Nuova ferrovia, il sindaco si incatena per protesta

23 Marzo 2022

Gesto plateale di Di Clemente contro il piano di Rfi per il raddoppio della linea Insieme a lui un corteo di cittadini e politici: «Difendiamo il nostro territorio»

SAN GIOVANNI TEATINO. La fascia tricolore mischiata al metallo della catena con cui si è fatto legare al passaggio al livello di corso Italia. È stata questa l'immagine che il sindaco di San Giovanni Teatino Giorgio Di Clemente ha voluto dare all'opinione pubblica e alla sua gente, un gesto plateale ma pieno di significato, a difesa del territorio, dell'economia e delle case dei suoi concittadini.
Dopo settimane di tavoli e riunioni, Di Clemente è stato di parola e a mezzogiorno in punto si è incatenato alla sbarra per dire no al raddoppio della linea ferroviaria tra Pescara e Roma, almeno secondo il progetto presentato da Rfi, che impatterebbe in maniera importante sul territorio. Insieme a lui c'era il vice sindaco Ezio Chiacchiaretta, gli assessori Simona Cinosi e Paolo Cacciagrano e il consigliere comunale Roberto Ferraioli, ma soprattutto c'erano decine di cittadini, armati di cartelli e striscioni, che vedono a rischio le loro case e premono, insieme agli amministratori, per convincere Rfi a modificare il progetto, facendo ricorso a quell'interramento che San Giovanni Teatino chiede da tempo.
«Siamo qui per difendere il nostro territorio, minacciato da un progetto che distruggerebbe il nostro centro cittadino», ha spiegato il sindaco Di Clemente davanti a microfoni e telecamere. «Non possiamo accettare passivamente la realizzazione di un muro che andrebbe a dividere il cuore nevralgico di Sambuceto. Non solo: non possiamo assistere alla demolizione di tante case appartenenti ai nostri concittadini, ignari del progetto di Rfi che non ha nemmeno inviato una comunicazione per spiegarlo.

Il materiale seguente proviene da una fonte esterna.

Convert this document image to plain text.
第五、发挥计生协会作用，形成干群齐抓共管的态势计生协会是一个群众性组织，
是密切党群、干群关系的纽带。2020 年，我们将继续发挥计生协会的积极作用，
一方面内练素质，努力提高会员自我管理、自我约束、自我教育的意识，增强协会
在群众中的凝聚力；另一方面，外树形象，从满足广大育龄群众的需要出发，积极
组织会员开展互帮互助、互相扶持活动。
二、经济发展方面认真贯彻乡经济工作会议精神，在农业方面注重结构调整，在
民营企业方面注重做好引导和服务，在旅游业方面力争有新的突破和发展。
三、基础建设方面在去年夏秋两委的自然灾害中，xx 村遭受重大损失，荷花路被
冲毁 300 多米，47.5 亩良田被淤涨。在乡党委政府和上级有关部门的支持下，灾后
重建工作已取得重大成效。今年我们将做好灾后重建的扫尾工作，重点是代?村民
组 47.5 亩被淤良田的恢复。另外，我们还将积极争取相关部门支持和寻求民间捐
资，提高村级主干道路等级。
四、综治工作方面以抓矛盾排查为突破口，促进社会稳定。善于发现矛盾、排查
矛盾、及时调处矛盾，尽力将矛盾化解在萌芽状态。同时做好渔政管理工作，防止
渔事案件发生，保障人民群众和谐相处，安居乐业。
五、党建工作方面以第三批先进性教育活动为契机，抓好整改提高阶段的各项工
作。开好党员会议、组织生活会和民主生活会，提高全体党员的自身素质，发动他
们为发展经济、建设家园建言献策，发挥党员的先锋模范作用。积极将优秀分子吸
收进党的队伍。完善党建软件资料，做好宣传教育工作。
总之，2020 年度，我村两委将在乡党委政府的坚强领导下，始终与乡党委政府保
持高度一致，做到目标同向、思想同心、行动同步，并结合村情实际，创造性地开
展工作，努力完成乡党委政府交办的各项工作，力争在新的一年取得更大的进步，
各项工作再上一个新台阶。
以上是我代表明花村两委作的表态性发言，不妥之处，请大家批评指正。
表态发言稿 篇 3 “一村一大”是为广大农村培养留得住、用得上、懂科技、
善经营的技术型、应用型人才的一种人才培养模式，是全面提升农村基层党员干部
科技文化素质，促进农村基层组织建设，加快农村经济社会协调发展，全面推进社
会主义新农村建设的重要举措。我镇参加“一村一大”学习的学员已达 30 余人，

Case costruite con anni di lavoro e di sudore e che adesso vengono messe a rischio da quest'opera». «Noi non siamo contrari all'infrastruttura», ha ripetuto per l'ennesima volta Di Clemente, «utilissima per favorire lo sviluppo della nostra regione. Chiediamo però che venga realizzata senza distruggere i territori che incontra. C'è un progetto di variante fatto dal 2018 proprio da Rfi: non capisco perché non lo si possa utilizzare per interrare il tracciato, almeno, nella zona centrale».
Una domanda che insieme a lui si pone anche il sindaco di Chieti Diego Ferrara, che ha lo stesso problema a Brecciarola, arrivato nel corso della mattinata di protesta per fare fronte comune insieme al collega. Da quello che filtra, domani dovrebbe esserci un incontro con il commissario straordinario Vincenzo Macello, atteso proprio tra Chieti e San Giovanni Teatino.
Tra qualche settimana si aprirà il dibattito pubblico sulla tratta che attraverserà i due Comuni e questa appare come l'ultima spiaggia per provare a modificare il disegno.
Nel frattempo però il messaggio che amministratori e popolazione hanno voluto lanciare appare chiaro: per difendere il loro territorio sono disposti a tutto.